Now’s the Time to Protect Your Pension

Life may change for lots of British expats passing their days away sipping sangria in Spanish bars as the recession aftershock forces more and more businesses into liquidation.

The high street or industry may miss another name, jobs will go – but more importantly if the firm goes bust, it’s likely the pension scheme will go down as well. Then fixed income expats overseas are going to find they have to rely on the Pension Protection Fund (PPF) to cover their bar tabs.

The problem is the PPF is £1.2 billion in the red already and the deficit is growing.

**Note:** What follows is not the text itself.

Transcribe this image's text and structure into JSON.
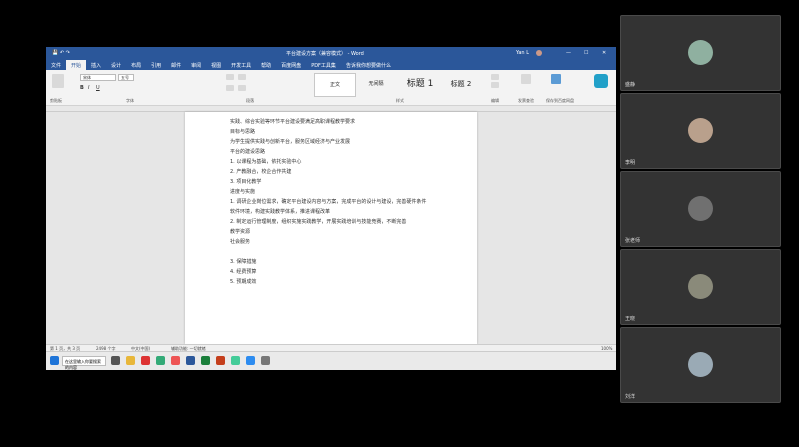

This is made worse by pension schemes closing because that means one less member to contribute to PPF assets by way of an annual levy on the scheme but more people needing a pay out as well. So every final salary scheme closing is a double whammy for anyone expecting to live on a certain level of income.

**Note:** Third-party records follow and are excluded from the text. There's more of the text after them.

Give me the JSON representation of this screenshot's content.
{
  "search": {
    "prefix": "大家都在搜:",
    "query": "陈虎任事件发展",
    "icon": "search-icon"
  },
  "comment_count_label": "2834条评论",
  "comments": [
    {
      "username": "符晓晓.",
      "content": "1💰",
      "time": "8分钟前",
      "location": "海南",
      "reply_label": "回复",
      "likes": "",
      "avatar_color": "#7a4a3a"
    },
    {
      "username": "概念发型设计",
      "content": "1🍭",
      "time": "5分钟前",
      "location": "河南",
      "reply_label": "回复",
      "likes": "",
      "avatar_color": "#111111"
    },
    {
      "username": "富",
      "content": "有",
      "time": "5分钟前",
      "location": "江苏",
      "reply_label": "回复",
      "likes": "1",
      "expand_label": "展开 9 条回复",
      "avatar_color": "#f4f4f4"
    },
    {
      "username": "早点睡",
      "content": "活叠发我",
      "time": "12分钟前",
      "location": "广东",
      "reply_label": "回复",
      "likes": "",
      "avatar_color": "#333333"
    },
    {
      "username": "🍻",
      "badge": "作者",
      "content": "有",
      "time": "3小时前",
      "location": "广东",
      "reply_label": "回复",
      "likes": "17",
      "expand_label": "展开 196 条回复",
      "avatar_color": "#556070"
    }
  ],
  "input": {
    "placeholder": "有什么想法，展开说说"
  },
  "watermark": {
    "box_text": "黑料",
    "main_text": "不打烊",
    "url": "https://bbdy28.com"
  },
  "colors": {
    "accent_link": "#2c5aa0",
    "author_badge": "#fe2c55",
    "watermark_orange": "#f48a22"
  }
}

City analysts scoff there is no immediate worry because the fund has £3 billion of assets and is paying out £38 million a year. Then those guys don’t have to live off a fixed income and haven’t planned their life around their pension payments. Yes, the PPF will pay out, but probably at a reduced level to the original scheme.

Sad state of affairs

The PPF also says the scheme expects to pay out £300 million a year by 2012 and it doesn’t take a maths wizard to work out that if pay outs continue at that rate or more for too long, the fund will soon dwindle. The time has come when none of us can rely on the state to pay a reasonable pension to help us through old age and we have to start making plans for ourselves.

If you are in a final salary scheme protected by the PPF, now’s the time to look at securing your future. Benchmark the scheme against other options to see if you can transfer your pension elsewhere – and if you can is the likely return and change in benefits worthwhile.

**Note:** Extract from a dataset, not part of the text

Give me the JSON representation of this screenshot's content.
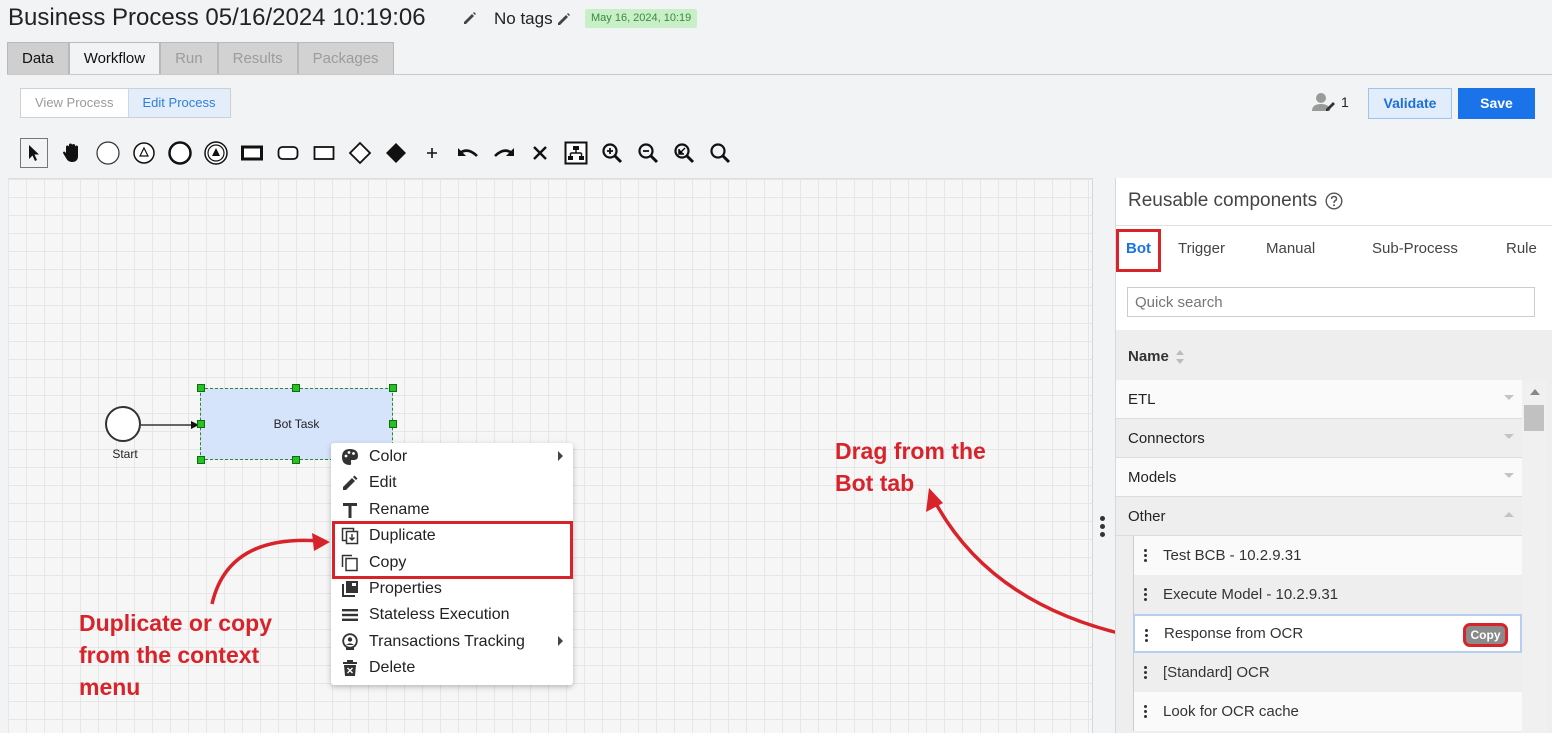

Drawbacks of retiring on a UK pension

The drawbacks of drawing a UK pension in Spain or France, both popular places for Brits to retire, is currency fluctuation. Switching your Pound to Euros is subject to ever shifting exchange rates and can decrease your spending power.

Buying an annuity also presents a whole new set of problems with interest rates at rock bottom giving a poor return on cash in. Then men have to consider their partners. Women do not do well out of pensions because they often do not have the time at work to clock up a decent fund, so they rely on their husband’s pension to see them through.

Two factors make older women cash poor – any annuity dies with the husband and if the couple is not married, inheritance tax rules apply. This may change soon as the government has announced partners who live together may get the same IHT protection as spouses or civil partners.

Limited Parliamentary time before the next election may put paid to this depending on how many votes the government think they may wring out of legislation.

If you have UK pension rights and live overseas permanently, then a possible solution is a QROPS – short for a Qualifying Recognised Overseas Pension Scheme. QROPS are tax effective and flexible retirement schemes that wipe out most of the drawbacks of holding a UK pension.

Benefits of a QROPS

A QROPS can invest and pay out in many different currencies- including US Dollars and Euros. This removes the effect currency exchange fluctuations have on a pension’s spending power.

Retirement strategies can be planned without factoring in buying an annuity. No Qualifying Recognised Overseas Pension Scheme has any requirement to buy an annuity, which neatly moves on to inheritance rules.

No annuity means the QROPS does not die with the member and for tax purposes, the fund is outside of the member’s estate for inheritance tax, so can be passed on to any beneficiary tax-free. This resolves the problem of a man leaving his partner cash poor if she does not have enough retirement resources to support herself.